本文以曾经研究过的通达OA11.9版本为例，阐述在高版本通达中如何利用通达自身的特性来getshell。文中涉及的所有漏洞都是笔者自研和首发，大多数已在最新版的通达OA12.0中修复，本文只是分享一下挖掘这些漏洞的思路和过程。很多时候我们想拿到权限，不一定非要通过某个牛逼的漏洞，组合利用一些特性也能带来意想不到的效果。

0x02 获取普通用户权限

历史很多通达OA的漏洞都是未授权或者越权，包括高危的SQL注入或者文件上传。目前较新版本的通达对于越权的问题处理的比较好，绝大多数文件都是需要登陆之后才能访问的。所以我们不再局限于寻找未授权访问的文件，而是寻找方便的用户口令爆破方式。

第一个很重要的tips是，通达OA安装之后的默认密码是空，这一点尤其重要。实战环境中能遇到的通达OA的很多弱口令都是空。如果用户要修改口令，则必须满足“8-20位，必须同时包含字母和数字”（低版本的通达OA没有复杂度限制），如图2.1所示。

图2.1 通达OA修改口令的要求

直接从通达OA的登陆口来爆破虽然没有验证码，但是却是有登陆次数错误的限制，而且有前端的RSA加密。但是这两个限制都是可以绕过的。

1）通达OA11.9在登录处默认使用了RSA的加密传输，但是修改参数encode_type=0，就可以明文传输密码了；

2）通达OA11.8默认10分钟只能输出3次密码，但是由于获取的IP是从X-Forwarded-For中获取的，所以可以通过该字段无限制爆破。

另外，为了更好的提高爆破密码的效率，配合另一个找回密码的接口，可以用于探测用户名是否存在。如图2.2所示。

图2.2 通过找回密码的接口判断用户名是否存在

为了更好的利用整个弱口令爆破的过程，编写了一个自动化的爆破脚本，具有下面的功能。文末附脚本下载方式，使用方式如图2.3所示。

▶自动发现系统存在的用户名

▶指定进程数，对用户名进行密码爆破

▶指定用户名，只对指定的用户名进行爆破

▶支持对中文用户名进行爆破

▶支持基于存在用户名的相关密码爆破，比如用户名张三，则密码为zhangsan123

图2.3 通达OA自动爆破脚本

0x03 普通用户提权

通过上面的弱口令爆破的思路，我们大概率已经获取目标相关的一个普通用户权限。普通用户可以登陆系统，但是还是不能拿到服务器权限，我们需要对普通用户进行提权。

未授权的SQL注入漏洞很少，但是登陆之后的SQL注入漏洞就很多了。在通达OA11.9版本中存在很多后台的SQL注入漏洞，但是我们需要首先绕过通达的全局的安全过滤，如图3.1所示。

图3.1 通达OA的全局SQL注入防御

这个SQL注入其实就是原来的80sec，很多其他的CMS也使用过，网上也有关于80sec的绕过方式，基本的思路就是通过特殊的方式引入单引号来进行绕过，如下所示。

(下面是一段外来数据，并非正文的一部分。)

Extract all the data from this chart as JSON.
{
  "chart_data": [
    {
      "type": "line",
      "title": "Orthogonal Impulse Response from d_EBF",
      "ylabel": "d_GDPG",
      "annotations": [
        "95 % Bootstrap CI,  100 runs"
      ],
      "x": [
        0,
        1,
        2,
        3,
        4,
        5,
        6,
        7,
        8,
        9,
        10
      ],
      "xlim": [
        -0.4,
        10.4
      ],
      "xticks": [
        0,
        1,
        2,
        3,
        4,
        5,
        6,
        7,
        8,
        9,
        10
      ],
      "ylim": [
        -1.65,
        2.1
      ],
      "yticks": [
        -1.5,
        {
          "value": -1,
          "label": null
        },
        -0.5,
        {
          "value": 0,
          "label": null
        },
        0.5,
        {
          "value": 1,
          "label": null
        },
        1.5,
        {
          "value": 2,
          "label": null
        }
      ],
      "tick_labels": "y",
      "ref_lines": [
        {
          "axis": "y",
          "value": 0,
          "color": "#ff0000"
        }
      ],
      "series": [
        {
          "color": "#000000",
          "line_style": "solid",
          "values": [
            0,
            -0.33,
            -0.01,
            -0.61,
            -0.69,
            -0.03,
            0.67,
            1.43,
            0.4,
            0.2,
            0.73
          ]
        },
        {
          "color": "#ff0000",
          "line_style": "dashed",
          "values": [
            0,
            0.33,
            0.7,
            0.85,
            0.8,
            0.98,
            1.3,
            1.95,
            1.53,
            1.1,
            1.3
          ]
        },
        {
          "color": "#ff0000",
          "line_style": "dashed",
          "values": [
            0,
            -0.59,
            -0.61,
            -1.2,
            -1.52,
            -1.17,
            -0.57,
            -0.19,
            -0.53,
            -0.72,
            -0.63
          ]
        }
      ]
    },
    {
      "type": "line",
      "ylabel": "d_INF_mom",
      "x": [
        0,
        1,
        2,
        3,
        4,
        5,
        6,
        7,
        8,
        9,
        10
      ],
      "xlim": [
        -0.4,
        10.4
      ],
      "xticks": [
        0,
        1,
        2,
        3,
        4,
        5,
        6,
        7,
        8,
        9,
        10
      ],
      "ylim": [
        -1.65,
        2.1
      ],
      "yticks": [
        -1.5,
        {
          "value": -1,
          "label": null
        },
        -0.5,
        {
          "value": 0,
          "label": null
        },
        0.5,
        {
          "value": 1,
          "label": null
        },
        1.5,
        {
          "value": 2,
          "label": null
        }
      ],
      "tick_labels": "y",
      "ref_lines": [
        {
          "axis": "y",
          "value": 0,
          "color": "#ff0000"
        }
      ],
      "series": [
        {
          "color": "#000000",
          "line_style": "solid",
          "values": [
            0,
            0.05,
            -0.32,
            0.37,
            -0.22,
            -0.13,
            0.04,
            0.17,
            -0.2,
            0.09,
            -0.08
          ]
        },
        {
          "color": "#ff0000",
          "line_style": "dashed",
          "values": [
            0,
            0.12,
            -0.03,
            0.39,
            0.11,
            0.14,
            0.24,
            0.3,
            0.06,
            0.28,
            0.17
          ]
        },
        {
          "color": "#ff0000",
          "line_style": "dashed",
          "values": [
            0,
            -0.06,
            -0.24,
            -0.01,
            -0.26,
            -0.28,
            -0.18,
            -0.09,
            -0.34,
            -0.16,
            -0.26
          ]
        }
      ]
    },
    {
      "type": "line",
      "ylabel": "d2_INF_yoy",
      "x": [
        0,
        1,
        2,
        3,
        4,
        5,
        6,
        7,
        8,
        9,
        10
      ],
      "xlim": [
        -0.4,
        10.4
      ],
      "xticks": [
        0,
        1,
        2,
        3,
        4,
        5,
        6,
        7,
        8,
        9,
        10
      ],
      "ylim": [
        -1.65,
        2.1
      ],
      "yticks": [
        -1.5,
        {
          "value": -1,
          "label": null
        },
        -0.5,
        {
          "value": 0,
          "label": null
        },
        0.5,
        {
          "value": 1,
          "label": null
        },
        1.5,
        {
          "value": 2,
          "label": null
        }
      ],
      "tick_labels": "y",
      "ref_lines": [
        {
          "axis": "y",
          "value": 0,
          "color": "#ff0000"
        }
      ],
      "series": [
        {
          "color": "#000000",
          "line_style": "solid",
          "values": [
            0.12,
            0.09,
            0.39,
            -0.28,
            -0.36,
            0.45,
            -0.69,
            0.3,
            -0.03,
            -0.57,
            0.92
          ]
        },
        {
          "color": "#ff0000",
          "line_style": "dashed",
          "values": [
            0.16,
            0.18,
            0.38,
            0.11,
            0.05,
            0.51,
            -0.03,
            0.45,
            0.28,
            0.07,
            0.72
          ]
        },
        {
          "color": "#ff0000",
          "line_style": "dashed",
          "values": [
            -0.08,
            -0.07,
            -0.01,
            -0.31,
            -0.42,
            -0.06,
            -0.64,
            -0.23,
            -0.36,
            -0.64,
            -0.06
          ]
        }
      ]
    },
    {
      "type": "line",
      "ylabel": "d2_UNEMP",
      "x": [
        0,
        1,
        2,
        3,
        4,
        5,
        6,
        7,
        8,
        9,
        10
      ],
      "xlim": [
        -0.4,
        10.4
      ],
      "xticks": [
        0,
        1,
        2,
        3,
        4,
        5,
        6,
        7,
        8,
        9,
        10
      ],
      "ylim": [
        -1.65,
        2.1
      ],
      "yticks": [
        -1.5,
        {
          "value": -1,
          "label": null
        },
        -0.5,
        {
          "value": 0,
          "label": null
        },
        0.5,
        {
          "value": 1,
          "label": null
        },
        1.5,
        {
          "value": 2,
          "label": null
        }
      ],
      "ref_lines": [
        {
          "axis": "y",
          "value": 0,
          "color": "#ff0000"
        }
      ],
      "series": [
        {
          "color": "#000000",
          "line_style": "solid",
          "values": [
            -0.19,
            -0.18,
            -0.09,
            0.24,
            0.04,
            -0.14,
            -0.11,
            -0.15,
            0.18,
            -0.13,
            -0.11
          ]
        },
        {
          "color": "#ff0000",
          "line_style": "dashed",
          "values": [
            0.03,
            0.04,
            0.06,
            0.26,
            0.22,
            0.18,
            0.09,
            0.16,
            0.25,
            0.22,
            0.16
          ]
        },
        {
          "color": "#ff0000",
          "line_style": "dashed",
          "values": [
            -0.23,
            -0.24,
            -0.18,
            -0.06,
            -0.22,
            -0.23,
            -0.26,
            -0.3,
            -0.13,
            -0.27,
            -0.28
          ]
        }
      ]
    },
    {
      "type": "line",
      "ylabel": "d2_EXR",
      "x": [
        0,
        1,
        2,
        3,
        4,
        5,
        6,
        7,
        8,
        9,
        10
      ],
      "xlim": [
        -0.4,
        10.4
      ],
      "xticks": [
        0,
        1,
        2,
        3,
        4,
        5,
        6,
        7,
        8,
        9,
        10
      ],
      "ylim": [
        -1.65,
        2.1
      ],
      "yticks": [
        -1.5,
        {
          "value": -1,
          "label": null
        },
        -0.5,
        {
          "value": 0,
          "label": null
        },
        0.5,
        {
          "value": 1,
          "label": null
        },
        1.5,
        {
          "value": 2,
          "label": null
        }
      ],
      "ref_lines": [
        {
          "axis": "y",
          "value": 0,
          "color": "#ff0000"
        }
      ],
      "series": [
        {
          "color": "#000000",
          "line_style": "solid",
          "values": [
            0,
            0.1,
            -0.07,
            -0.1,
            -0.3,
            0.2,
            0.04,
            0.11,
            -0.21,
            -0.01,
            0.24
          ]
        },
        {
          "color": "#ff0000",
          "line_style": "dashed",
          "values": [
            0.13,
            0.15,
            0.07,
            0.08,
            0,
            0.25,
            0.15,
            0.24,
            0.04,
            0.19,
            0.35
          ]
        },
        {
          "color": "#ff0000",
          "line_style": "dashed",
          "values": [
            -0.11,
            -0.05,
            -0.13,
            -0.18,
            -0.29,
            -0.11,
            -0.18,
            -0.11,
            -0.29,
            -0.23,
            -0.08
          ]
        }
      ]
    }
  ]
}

id=@`'` union select 1,2,3 from user -- '

但是在11.9版本的通达中已经对响应的绕过方式进行了修复，修复代码如图3.2所示。首先会把所有转移之后的引号替换为空，然后再把反引号中的引号替换为空。这样我们就没办法再用上面的方式来绕过WAF了。

图3.2 通达OA修复80sec的漏洞

那么现在的情况下，还能不能利用通达OA的SQL注入漏洞呢？答案是肯定的。仔细阅读阅读通达OA的全局注入防护函数sql_injection，函数会禁止SQL语句中使用注释，禁止使用联合查询，禁止使用常见的注入关键字。但是不会禁止使用bool盲注，如图3.3所示。

通达OA11.9版本在普通用户权限下，还是有很多SQL注入的漏洞。这里给出一个示例，其他的注入读者可以自己再去找。定位到漏洞文件/module/appbuilder/user_select/query.php，如图3.4所示。

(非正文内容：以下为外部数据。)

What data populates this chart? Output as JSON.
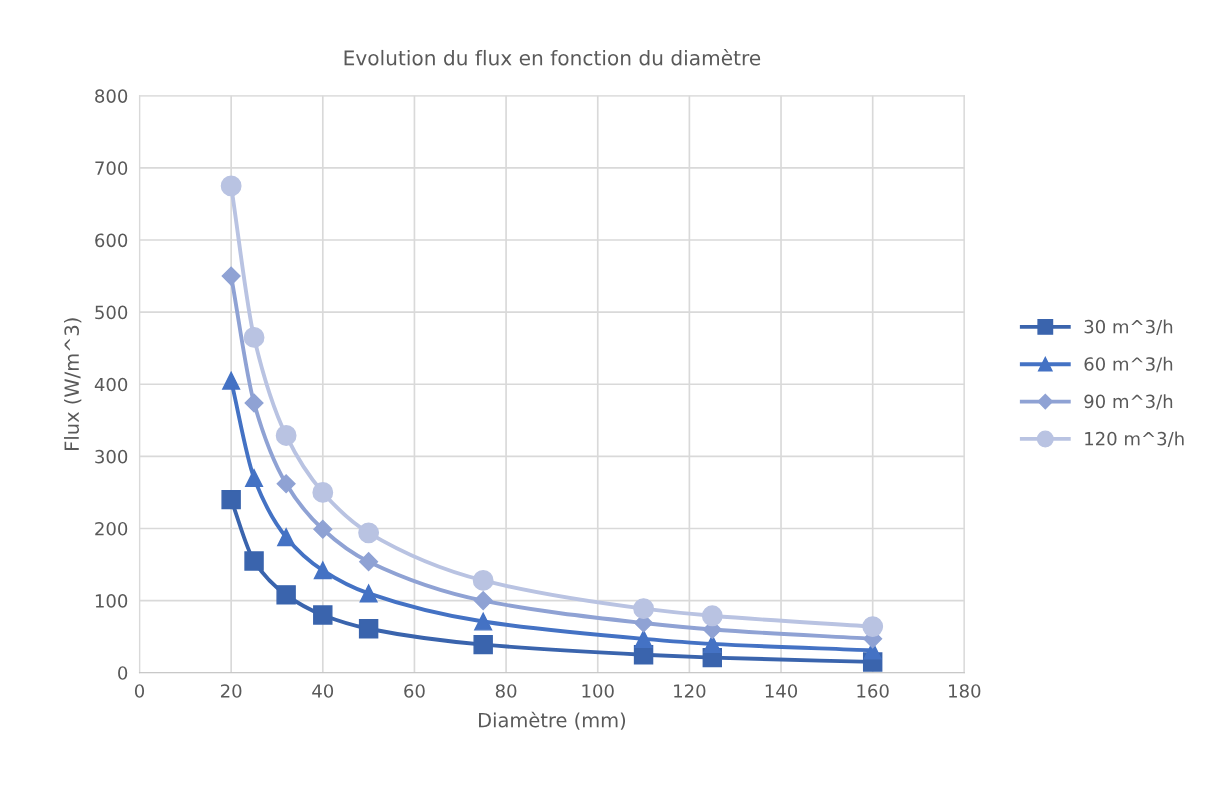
{
  "chart_data": {
    "type": "line",
    "title": "Evolution du flux en fonction du diamètre",
    "xlabel": "Diamètre (mm)",
    "ylabel": "Flux (W/m^3)",
    "x": [
      20,
      25,
      32,
      40,
      50,
      75,
      110,
      125,
      160
    ],
    "series": [
      {
        "name": "30 m^3/h",
        "color": "#3a64ad",
        "marker": "square",
        "values": [
          240,
          155,
          108,
          80,
          61,
          39,
          25,
          21,
          15
        ]
      },
      {
        "name": "60 m^3/h",
        "color": "#4472c4",
        "marker": "triangle",
        "values": [
          405,
          270,
          188,
          142,
          110,
          71,
          47,
          40,
          31
        ]
      },
      {
        "name": "90 m^3/h",
        "color": "#8fa2d4",
        "marker": "diamond",
        "values": [
          550,
          374,
          262,
          199,
          154,
          100,
          69,
          60,
          47
        ]
      },
      {
        "name": "120 m^3/h",
        "color": "#b9c3e2",
        "marker": "circle",
        "values": [
          675,
          465,
          329,
          250,
          194,
          128,
          89,
          79,
          64
        ]
      }
    ],
    "xlim": [
      0,
      180
    ],
    "xticks": [
      0,
      20,
      40,
      60,
      80,
      100,
      120,
      140,
      160,
      180
    ],
    "ylim": [
      0,
      800
    ],
    "yticks": [
      0,
      100,
      200,
      300,
      400,
      500,
      600,
      700,
      800
    ],
    "grid": true,
    "legend": "right",
    "line_style": "solid"
  }
}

图3.4 因为通达OA全局变量的特性导致SQL注入漏洞

因为这里的注入有诸多限制，所以用SQLMAP跑不出来，我自己写了一个脚本来跑这种注入（文末附脚本下载方式）。运行如图3.5所示。

图3.5 使用注入脚本注出数据

这样我们可以拿到admin对应的hash值，但是并不是所有admin的hash都可以解密。还有哪些用户是可以帮助我们拿到服务器权限的呢？要能拿到服务器权限，用户需要有硬盘管理的权限，具体到数据库中需要满足下面的条件。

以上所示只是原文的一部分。